Famous Scientist Svante Arrhenius


 


Svante Arrhenius


Svante August Arrhenius (19 February 1859 – 2 October 1927) was a Swedish scientist, originally a physicist, but often referred to as a chemist, and one of the founders of the science of physical chemistry. He received the Nobel Prize for Chemistry in 1903. The Arrhenius equation, lunar crater Arrhenius and the Arrhenius Labs at Stockholm University are named after him.


Arrhenius was born on February 19, 1859 at Vik (also spelled Wik or Wijk), near Uppsala, Sweden, the son of Svante Gustav and Carolina Thunberg Arrhenius. His father had been a land surveyor for Uppsala University, moving up to a supervisory position. At the age of three, Arrhenius taught himself to read without the encouragement of his parents, and by watching his father's addition of numbers in his account books, became an arithmetical prodigy. In later life, Arrhenius enjoyed using masses of data to discover mathematical relationships and laws.


At age 8, he entered the local cathedral school, starting in the fifth grade, distinguishing himself in physics and mathematics, and graduating as the youngest and most able student in 1876.

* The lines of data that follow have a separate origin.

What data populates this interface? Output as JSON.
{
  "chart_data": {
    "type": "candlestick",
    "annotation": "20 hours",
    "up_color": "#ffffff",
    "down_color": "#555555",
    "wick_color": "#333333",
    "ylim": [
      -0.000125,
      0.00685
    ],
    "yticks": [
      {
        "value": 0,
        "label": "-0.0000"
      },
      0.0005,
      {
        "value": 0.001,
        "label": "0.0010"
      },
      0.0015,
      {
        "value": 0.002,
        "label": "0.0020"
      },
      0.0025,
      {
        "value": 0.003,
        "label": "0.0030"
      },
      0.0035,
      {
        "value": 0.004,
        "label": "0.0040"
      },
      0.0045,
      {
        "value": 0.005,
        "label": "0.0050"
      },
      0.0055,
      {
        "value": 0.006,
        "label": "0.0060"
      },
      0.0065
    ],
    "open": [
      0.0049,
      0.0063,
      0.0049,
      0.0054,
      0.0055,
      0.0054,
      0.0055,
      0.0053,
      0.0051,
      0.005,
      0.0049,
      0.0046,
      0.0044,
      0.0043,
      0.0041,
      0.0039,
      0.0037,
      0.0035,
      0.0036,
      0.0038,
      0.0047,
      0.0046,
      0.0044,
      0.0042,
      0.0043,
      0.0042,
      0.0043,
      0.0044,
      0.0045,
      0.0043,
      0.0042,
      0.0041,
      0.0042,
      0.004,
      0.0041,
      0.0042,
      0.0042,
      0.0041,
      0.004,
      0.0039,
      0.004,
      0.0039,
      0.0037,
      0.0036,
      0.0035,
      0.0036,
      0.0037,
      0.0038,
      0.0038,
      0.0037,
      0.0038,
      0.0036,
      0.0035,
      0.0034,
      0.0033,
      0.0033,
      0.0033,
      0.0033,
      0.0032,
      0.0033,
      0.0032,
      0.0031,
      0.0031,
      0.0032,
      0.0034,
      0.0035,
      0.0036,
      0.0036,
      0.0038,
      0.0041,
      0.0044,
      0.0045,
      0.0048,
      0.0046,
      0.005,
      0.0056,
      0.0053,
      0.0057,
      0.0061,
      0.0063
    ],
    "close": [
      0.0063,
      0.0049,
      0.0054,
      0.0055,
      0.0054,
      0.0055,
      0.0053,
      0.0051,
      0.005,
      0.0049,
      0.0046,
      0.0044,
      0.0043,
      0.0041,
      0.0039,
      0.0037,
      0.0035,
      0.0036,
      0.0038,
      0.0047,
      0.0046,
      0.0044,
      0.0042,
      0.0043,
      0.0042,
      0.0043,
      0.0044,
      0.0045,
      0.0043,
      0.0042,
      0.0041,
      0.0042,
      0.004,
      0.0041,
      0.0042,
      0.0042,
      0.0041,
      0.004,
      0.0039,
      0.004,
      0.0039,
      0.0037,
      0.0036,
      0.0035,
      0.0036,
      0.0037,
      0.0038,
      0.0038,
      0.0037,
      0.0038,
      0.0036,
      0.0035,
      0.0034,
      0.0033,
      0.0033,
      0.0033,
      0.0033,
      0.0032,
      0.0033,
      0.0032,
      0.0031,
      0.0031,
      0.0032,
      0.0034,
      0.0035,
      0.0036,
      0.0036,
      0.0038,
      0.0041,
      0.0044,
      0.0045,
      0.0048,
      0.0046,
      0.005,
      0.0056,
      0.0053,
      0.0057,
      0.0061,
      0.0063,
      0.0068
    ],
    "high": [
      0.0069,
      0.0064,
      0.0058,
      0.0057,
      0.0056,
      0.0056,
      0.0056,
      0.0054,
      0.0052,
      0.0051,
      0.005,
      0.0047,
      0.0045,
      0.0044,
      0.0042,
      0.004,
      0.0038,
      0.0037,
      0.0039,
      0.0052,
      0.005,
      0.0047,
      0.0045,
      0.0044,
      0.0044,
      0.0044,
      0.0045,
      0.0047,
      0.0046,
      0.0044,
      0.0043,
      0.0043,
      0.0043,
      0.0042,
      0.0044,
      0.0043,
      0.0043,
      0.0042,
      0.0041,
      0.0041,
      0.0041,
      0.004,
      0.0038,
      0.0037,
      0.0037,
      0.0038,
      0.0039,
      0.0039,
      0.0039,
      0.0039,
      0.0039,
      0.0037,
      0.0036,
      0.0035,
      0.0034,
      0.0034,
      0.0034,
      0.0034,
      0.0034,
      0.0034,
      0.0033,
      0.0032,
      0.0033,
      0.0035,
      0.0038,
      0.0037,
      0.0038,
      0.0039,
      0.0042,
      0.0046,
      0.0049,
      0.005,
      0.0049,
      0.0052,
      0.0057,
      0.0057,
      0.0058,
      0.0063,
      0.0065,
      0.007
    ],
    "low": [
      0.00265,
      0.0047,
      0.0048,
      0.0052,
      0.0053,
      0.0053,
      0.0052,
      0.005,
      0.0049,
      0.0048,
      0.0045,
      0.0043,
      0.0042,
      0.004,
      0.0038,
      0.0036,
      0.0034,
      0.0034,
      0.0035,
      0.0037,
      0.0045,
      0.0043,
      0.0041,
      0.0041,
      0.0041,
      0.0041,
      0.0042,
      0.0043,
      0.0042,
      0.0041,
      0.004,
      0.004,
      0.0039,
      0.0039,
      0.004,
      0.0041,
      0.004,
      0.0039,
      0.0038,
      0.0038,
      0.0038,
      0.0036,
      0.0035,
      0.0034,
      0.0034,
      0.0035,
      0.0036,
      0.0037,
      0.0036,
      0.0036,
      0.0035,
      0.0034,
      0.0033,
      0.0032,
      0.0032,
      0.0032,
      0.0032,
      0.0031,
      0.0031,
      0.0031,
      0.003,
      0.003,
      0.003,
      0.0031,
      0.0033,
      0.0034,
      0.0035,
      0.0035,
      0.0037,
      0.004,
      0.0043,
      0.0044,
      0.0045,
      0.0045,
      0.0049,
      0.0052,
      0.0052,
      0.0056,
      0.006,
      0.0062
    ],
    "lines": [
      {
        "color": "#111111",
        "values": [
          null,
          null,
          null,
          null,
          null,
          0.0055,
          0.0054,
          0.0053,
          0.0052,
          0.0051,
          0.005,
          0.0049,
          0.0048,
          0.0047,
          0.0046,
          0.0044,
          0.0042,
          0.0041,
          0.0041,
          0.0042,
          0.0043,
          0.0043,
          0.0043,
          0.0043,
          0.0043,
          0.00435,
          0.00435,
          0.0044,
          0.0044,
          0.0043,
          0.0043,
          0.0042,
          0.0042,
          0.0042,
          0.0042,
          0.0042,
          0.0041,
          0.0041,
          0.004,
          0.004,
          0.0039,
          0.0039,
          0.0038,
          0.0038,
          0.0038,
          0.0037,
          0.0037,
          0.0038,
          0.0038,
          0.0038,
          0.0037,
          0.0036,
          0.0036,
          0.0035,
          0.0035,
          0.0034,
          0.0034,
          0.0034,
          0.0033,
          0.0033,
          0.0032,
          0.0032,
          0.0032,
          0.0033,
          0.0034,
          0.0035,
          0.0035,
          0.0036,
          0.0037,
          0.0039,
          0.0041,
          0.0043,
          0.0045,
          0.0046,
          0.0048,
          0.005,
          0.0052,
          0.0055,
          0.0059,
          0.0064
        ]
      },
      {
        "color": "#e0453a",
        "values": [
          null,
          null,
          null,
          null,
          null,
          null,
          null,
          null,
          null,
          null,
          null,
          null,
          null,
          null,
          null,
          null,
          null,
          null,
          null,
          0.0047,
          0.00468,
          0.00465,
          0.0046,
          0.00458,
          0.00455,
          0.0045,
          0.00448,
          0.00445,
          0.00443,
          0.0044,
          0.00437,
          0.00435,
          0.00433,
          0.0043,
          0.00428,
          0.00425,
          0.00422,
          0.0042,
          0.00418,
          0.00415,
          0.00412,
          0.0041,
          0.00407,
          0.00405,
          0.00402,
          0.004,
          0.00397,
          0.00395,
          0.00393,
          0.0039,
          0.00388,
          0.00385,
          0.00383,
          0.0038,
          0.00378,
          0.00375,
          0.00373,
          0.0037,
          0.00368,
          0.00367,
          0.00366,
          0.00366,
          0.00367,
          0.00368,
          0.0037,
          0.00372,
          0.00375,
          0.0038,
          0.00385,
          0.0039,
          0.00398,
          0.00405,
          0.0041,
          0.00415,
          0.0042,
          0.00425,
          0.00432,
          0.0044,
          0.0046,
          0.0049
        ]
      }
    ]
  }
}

Arrhenius next received a travel grant from the Swedish Academy of Sciences, which enabled him to study with Ostwald in Riga (now in Latvia), with Friedrich Kohlrausch in Würzburg, Germany, with Ludwig Boltzmann in Graz, Austria, and with van 't Hoff in Amsterdam.


In 1889 Arrhenius explained the fact that most reactions require added heat energy to proceed by formulating the concept of activation energy, an energy barrier that must be overcome before two molecules will react.